Campina ist ein großer Spieler in der Milchwirtschaft. Das Unternehmen hat daher strenge Maßnahmen getroffen, um die Qualität seiner Produkte hoch zu halten. In 2001 wurde neue Apparatur in Gebrauch genommen, um Proben auf Bakterienbildung zu testen. Ferner wurde ein automatisches System für die Probennahme installiert. Die anfänglichen Verpackungsmittel, um die Proben aus dem Produkt zu ziehen, wurden jedoch schnell beschädigt, wodurch sie nicht mehr reibungslos durch den Probennahme-Roboter glitten. 

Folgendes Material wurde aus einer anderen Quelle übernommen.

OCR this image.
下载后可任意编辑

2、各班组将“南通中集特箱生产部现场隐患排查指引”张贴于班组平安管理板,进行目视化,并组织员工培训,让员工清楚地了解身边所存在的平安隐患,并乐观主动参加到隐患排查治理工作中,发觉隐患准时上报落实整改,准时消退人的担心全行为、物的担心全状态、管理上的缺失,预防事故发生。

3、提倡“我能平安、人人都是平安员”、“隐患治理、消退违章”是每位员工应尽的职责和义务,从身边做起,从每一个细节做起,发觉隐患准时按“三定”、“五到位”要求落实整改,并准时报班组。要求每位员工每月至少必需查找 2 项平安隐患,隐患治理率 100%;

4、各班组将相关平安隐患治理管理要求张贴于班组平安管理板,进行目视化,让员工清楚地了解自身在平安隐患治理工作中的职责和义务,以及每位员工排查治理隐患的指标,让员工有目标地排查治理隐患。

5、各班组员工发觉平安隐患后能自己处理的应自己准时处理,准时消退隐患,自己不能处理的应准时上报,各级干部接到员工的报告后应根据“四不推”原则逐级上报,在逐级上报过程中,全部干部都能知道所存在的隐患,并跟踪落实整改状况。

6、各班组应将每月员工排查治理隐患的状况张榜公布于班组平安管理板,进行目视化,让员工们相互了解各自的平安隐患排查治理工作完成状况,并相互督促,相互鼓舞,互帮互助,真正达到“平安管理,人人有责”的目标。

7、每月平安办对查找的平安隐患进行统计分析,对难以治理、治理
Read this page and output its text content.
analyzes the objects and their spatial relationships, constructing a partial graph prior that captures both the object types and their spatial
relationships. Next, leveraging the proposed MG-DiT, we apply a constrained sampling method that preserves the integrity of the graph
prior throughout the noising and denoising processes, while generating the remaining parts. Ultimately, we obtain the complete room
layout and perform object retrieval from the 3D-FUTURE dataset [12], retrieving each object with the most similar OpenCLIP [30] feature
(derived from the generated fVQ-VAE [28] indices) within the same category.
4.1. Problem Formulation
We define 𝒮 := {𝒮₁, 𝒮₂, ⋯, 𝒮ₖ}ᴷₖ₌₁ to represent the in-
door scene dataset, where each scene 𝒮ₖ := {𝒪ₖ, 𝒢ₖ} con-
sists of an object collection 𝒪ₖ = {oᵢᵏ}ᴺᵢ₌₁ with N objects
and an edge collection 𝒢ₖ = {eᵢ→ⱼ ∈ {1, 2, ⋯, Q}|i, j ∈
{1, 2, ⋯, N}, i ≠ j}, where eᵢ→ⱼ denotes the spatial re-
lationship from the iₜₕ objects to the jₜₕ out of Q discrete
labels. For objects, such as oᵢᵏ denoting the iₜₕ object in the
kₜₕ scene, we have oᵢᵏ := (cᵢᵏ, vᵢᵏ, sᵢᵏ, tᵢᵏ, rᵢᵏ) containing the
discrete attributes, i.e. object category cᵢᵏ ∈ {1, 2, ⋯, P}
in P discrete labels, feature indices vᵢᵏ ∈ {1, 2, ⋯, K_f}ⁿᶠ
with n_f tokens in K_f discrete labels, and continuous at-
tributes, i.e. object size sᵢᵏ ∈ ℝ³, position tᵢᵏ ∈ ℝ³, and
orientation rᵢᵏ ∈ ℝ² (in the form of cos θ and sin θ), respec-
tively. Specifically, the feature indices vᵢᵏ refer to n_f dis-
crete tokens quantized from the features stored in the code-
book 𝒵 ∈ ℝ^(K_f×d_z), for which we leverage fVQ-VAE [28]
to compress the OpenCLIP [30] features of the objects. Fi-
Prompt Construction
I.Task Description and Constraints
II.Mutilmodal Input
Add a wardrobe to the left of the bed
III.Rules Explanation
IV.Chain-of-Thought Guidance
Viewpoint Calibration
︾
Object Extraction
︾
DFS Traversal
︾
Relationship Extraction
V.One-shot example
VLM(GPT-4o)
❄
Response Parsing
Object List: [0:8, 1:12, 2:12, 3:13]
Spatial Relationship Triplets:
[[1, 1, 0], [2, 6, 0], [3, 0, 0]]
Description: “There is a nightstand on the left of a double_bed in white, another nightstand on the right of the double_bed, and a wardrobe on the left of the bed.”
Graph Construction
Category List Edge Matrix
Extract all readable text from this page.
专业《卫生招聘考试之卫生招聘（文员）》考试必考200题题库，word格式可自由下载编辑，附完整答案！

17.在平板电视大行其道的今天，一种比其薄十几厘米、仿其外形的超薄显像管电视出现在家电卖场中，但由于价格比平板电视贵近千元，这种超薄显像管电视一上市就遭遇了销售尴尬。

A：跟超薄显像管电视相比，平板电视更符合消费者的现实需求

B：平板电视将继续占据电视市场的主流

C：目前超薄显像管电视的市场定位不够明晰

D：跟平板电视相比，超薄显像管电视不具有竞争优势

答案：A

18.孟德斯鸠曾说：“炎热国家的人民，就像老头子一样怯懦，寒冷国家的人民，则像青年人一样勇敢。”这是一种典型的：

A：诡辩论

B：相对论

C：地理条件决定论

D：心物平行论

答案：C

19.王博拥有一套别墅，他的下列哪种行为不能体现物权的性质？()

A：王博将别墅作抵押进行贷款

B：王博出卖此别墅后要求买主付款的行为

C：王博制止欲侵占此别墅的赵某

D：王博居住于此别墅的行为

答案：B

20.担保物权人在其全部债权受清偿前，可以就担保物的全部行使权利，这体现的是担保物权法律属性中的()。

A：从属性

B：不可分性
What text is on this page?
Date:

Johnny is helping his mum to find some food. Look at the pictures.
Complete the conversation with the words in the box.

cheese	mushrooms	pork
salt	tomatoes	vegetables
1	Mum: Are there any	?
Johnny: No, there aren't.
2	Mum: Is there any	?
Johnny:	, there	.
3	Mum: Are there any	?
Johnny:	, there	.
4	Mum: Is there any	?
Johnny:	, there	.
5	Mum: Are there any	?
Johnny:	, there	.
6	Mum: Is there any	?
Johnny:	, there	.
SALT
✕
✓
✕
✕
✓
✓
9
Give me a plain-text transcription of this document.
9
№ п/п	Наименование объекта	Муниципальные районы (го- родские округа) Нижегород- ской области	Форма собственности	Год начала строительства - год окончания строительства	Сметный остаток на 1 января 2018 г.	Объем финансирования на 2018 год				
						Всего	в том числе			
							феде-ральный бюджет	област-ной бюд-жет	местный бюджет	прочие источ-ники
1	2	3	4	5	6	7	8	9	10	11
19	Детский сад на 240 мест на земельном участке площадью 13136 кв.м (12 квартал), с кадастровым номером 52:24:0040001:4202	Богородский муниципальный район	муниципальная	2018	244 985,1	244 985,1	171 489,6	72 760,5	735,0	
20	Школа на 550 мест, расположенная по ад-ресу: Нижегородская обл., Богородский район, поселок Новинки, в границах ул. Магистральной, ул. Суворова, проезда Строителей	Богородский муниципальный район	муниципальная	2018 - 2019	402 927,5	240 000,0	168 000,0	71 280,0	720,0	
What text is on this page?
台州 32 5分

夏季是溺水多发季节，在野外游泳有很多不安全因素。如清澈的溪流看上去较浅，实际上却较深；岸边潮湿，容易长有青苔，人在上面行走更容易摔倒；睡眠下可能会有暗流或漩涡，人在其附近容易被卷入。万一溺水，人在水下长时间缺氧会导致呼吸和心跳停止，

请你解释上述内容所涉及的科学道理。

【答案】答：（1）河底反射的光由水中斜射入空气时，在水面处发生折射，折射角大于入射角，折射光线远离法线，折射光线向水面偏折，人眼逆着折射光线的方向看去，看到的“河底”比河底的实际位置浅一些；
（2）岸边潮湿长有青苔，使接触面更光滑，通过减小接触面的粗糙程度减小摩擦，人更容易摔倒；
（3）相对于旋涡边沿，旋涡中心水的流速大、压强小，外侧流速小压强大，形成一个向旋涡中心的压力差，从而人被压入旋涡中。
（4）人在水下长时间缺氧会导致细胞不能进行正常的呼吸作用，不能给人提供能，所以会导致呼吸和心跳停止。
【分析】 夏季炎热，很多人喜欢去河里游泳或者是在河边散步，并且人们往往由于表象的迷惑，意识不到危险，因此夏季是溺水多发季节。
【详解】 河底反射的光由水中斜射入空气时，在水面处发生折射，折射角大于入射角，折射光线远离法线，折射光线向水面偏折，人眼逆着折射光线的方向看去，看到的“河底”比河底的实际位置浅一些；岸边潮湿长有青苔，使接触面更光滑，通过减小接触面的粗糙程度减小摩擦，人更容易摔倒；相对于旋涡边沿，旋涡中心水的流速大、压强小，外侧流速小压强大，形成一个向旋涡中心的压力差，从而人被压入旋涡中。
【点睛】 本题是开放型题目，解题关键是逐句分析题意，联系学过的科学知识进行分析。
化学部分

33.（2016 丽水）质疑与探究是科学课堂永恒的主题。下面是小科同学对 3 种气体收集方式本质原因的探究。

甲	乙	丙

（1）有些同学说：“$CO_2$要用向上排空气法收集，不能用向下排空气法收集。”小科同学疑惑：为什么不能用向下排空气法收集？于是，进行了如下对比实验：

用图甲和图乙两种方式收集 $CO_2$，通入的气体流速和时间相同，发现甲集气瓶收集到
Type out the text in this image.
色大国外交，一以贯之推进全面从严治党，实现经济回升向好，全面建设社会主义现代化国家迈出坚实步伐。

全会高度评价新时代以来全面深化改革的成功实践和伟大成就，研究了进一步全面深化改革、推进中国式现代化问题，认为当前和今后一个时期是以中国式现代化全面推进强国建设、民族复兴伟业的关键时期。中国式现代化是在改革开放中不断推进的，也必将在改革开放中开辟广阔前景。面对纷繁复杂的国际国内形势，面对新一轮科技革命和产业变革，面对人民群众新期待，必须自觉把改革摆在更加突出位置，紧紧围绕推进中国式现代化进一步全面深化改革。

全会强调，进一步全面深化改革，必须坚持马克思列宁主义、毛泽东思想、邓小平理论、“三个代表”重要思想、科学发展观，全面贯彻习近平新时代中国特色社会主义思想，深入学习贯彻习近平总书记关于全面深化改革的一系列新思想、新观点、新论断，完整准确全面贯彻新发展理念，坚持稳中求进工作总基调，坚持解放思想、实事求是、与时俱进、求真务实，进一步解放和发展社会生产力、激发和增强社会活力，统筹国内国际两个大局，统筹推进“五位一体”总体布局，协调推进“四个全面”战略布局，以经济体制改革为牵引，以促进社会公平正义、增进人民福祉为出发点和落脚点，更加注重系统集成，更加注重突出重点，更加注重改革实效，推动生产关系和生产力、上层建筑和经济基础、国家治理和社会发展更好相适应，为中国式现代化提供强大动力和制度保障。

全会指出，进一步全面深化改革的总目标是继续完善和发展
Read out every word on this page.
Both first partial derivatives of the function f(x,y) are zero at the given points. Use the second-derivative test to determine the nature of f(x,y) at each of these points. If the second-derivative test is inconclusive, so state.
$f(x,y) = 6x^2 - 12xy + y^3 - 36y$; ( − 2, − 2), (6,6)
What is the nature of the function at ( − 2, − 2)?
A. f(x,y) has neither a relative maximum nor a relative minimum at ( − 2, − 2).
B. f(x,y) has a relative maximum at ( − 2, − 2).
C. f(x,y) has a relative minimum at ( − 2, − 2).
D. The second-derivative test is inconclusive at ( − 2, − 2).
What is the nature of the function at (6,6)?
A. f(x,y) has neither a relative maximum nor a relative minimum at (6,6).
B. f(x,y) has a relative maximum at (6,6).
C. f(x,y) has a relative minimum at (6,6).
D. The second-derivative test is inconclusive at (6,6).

Engels erhielt den Auftrag, solch eine universelle Verpackung zu entwerfen. Bei der Analyse, um das richtige Produkt zu konzipieren, müssen verschiedene Anforderungen hinsichtlich der ‚Einsatzfähigkeit’ und ‚Transportfähigkeit’ beachtet werden. Die Behälter müssen u.a. :

  • perforiert sein, so dass die Produkte in der Klimakammer schnell die gewünschte Temperatur von 37° C erreichen.
  • Eine exakte Positionierung der Milchprodukte ist erforderlich, damit der Roboter immer an der richtigen Stelle einsticht.
  • Bei der Höhe der Behälter muss die Einstichtiefe des Roboters und die Höhe der Anzahl der einzulagernden Produkte beachtet werden.
  • Mit Barcode-Ettiketten versehen werden.
  • Einfach zu reinigen sein.
  • Bis zu 12 kg tragfähig sein.

Campina will insgesamt 13 verschiedene Produkte unterbringen. Durch die komplexen Handlungen mit dem Probennahme-Roboter reichte ein Standardbehälter nicht aus. Aber ein völlig neues Produkt wäre - angesichts der geringen Menge, die Campina benötigte - viel zu teuer. Daher fiel in dem fall die Wahl auf einen Standardbehälter mit maßgeschneidertem Einsatz. Um den Kostpreis noch weiter zu drücken, wurde nach möglichst wenig Einsatzvarianten gesucht, so dass mit jeder Vakuumspritzform möglichst viele Einsätze hergestellt werden konnten. Das Ergebnis war, dass man drei Behältertypen mit unterschiedlicher Höhe und vier völlig verschiedenen Einsätze erhielt.

Günstiger durch Maßarbeit.

Engels hat neben einer breit gefächerten Skala an Standardbehältern aus dem Katalog auch die Möglichkeit, Halbstandardprodukte herzustellen und zu liefern. Es geht um ein System, bei dem man von universellen Behältern (vier Seiten und ein Boden, hergestellt laut Standardmaße), in die dann über den Einbau eines maßgeschneiderten Einsatzes der Kundenfrage optimal entsprochen werden kann. Die Behälter wurden im November 2004 geliefert und werden seither benutzt. Operationell entsprechen sie ausgezeichnet den Erwartungen und nach drei Jahren sind die Behälter noch immer nicht beschädigt. Engels hat mit der Realisierung dieses Projekts wiederum gezeigt, dass das Unternehmen jedem Produktionssystem einen Mehrwert liefern kann.